D’autre part, le voyage provoque chez les adolescents.es des émotions fortes, allant de l’excitation à l’anxiété et à la nostalgie. En faisant face à ces émotions tout en étant loin de leur foyer, les jeunes développent leur autonomie émotionnelle et prennent confiance en leur capacité à gérer leurs comportements face aux défis de la vie. Ces compétences sont particulièrement cruciales pour les enfants issus de milieux défavorisés, dont 1 sur 3 présente des vulnérabilités lors de son entrée à l’école dans au moins une sphère de son développement (compétences sociales, maturité affective, habiletés de communication etc).
Aussi, en s’éloignant de leurs parents, les ados vivant en milieu précaire trouvent un moyen de se distancier des émotions et des idées de leur milieu pour mieux affirmer les leurs.
Le voyage est également une occasion d’adhérer à un groupe de pairs avec lequel les ados vont établir des liens d’amitié, ce qui peut également contribuer à leur prise d’autonomie. En effet, appartenir à un groupe de pairs développe le sentiment d’appartenance, ce qui permet de se détacher du monde des adultes. Grâce à cela, les jeunes sentent qu’ils.elles ont moins besoin de leurs aînés.es car leurs amis.es peuvent leur offrir un appui en cas de difficulté et les aider à chercher des solutions.
Leurs pairs contribuent également à la définition de leur identité, en leur donnant la possibilité de se comparer aux autres, dans leurs ressemblances et leurs différences. En effet, les ados ont à la fois besoin de ressembler à leurs amis.es pour se définir mais aussi d’être uniques avec leurs propres différences, qualités et défis personnels et relationnels.
Enfin, pour vivre en groupe, les jeunes doivent collaborer et participer activement à l’avancement de leur projet de voyage, ce qui les aide à se décentrer d’eux.elles-mêmes et de s’ouvrir d’avantage aux autres.
Le voyage en Auberge de jeunesse est particulièrement propice à cette prise d’autonomie « collective ». En vivant un projet de voyage avec leurs amis.es, les jeunes issus.es de milieux défavorisés peuvent ainsi faire partie d’un groupe différent de leur famille d’origine sans pour autant la renier.

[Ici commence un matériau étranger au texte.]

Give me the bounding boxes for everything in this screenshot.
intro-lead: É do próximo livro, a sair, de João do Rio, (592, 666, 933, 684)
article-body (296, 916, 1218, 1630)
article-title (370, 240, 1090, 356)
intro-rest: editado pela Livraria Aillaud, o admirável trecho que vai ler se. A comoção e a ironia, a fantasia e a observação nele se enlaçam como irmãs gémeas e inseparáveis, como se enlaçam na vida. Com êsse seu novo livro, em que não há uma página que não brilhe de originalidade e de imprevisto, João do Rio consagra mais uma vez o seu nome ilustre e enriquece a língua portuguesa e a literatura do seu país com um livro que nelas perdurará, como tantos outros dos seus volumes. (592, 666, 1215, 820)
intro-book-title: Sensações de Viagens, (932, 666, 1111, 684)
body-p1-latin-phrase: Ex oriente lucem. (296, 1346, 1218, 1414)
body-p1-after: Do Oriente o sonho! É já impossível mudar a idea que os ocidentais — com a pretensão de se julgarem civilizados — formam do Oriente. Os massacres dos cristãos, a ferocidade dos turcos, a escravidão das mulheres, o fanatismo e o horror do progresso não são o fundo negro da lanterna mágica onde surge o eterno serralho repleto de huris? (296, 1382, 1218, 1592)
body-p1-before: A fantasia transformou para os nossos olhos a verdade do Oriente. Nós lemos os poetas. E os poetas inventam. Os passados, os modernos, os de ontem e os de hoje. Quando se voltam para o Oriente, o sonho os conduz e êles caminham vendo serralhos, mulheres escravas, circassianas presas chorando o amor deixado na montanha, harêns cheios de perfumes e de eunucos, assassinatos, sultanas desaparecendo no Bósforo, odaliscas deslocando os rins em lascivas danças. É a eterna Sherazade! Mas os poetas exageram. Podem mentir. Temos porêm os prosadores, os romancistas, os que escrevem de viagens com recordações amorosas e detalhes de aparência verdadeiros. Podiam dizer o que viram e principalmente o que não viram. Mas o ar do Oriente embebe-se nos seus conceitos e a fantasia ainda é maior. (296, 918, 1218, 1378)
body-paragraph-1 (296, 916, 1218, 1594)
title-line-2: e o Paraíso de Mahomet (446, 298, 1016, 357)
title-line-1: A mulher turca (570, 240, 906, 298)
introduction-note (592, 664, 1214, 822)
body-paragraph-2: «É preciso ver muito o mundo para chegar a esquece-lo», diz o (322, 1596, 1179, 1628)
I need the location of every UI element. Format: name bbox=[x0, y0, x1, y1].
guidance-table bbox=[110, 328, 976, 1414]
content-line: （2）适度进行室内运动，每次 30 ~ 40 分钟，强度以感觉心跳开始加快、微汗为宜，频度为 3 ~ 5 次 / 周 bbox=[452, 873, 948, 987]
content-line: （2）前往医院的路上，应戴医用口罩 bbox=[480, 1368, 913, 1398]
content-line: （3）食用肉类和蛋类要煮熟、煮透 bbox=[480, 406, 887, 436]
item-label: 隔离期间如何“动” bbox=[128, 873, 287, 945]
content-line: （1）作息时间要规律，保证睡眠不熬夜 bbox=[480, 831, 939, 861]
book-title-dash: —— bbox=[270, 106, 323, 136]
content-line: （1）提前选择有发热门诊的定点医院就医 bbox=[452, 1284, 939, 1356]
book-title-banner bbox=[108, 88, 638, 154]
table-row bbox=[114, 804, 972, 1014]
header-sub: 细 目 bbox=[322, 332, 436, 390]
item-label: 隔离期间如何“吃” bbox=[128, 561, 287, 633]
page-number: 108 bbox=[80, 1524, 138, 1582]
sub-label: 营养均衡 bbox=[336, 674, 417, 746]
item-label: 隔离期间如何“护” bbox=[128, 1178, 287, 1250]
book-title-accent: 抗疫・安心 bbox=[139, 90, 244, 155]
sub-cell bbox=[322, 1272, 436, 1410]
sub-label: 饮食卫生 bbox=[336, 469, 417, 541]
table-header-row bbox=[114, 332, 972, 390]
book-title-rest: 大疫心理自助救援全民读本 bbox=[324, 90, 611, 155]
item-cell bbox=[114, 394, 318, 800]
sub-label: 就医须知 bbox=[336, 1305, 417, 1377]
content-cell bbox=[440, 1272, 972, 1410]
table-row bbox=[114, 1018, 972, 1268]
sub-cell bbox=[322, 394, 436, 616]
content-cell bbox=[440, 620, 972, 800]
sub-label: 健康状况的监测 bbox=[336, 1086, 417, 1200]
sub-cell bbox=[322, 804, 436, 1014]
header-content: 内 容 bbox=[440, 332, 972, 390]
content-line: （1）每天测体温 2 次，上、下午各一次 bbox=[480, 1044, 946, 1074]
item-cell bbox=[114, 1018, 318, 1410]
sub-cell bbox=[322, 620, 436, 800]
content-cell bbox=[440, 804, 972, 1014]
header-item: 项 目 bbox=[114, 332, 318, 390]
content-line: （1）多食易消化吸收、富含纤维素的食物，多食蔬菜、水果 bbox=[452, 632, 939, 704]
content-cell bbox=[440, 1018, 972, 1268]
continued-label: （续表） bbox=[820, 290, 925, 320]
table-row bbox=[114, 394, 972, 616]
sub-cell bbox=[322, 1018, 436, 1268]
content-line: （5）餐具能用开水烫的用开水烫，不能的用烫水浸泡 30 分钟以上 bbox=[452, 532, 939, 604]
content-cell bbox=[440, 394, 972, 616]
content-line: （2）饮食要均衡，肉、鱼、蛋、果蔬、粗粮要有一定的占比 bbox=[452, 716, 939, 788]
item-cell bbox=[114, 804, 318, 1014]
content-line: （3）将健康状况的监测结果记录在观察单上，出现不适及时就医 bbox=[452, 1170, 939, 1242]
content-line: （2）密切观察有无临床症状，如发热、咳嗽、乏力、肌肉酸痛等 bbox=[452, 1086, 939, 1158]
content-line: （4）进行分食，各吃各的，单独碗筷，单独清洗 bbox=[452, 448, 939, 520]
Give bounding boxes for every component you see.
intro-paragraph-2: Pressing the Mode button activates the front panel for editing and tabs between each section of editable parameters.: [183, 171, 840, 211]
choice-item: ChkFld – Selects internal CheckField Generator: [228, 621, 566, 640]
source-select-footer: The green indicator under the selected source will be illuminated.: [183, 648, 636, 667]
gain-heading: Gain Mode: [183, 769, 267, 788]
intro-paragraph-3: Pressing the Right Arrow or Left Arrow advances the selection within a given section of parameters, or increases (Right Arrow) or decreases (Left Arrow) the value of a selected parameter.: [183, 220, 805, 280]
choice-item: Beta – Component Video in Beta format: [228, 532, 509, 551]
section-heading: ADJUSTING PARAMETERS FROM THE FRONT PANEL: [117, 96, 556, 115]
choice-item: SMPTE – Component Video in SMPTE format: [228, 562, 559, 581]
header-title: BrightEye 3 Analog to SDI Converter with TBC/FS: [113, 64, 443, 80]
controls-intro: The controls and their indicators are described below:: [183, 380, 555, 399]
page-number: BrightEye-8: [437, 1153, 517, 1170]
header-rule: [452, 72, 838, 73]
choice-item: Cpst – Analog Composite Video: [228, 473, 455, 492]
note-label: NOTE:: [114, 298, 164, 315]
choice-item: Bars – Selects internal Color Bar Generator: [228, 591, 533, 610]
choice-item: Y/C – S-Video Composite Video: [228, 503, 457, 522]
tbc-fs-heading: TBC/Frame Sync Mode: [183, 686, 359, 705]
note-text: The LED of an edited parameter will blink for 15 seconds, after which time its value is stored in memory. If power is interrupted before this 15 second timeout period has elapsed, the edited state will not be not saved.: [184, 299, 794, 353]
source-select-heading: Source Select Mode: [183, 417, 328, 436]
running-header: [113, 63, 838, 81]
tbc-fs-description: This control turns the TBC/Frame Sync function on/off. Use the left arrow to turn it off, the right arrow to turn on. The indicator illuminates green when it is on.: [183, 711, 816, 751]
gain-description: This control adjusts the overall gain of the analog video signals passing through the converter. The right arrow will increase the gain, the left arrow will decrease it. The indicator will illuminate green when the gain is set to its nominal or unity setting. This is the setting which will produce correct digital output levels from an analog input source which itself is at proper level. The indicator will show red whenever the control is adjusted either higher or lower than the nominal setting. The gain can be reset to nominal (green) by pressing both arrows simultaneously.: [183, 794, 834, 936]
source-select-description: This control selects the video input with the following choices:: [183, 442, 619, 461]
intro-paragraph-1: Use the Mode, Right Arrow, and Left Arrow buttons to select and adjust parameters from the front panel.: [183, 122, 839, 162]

Le voyage, un moyen de reprendre sa vie en main pour les ados issus.es de milieux défavorisés
« Être autonome, c’est décider de ses activités et de ses conduites en fonction du sens que l’on veut donner à sa vie. »
– Michel Fize, Antimanuel de l’adolescence.
En intégrant un projet de voyage, les jeunes précaires gagnent progressivement en autonomie. Confrontés.es à des défis plus complexes que leurs pairs plus privilégiés, ils.elles deviennent capables de mieux comprendre leurs aspirations profondes, de prendre des décisions éclairées, et de faire des choix bénéfiques à long terme.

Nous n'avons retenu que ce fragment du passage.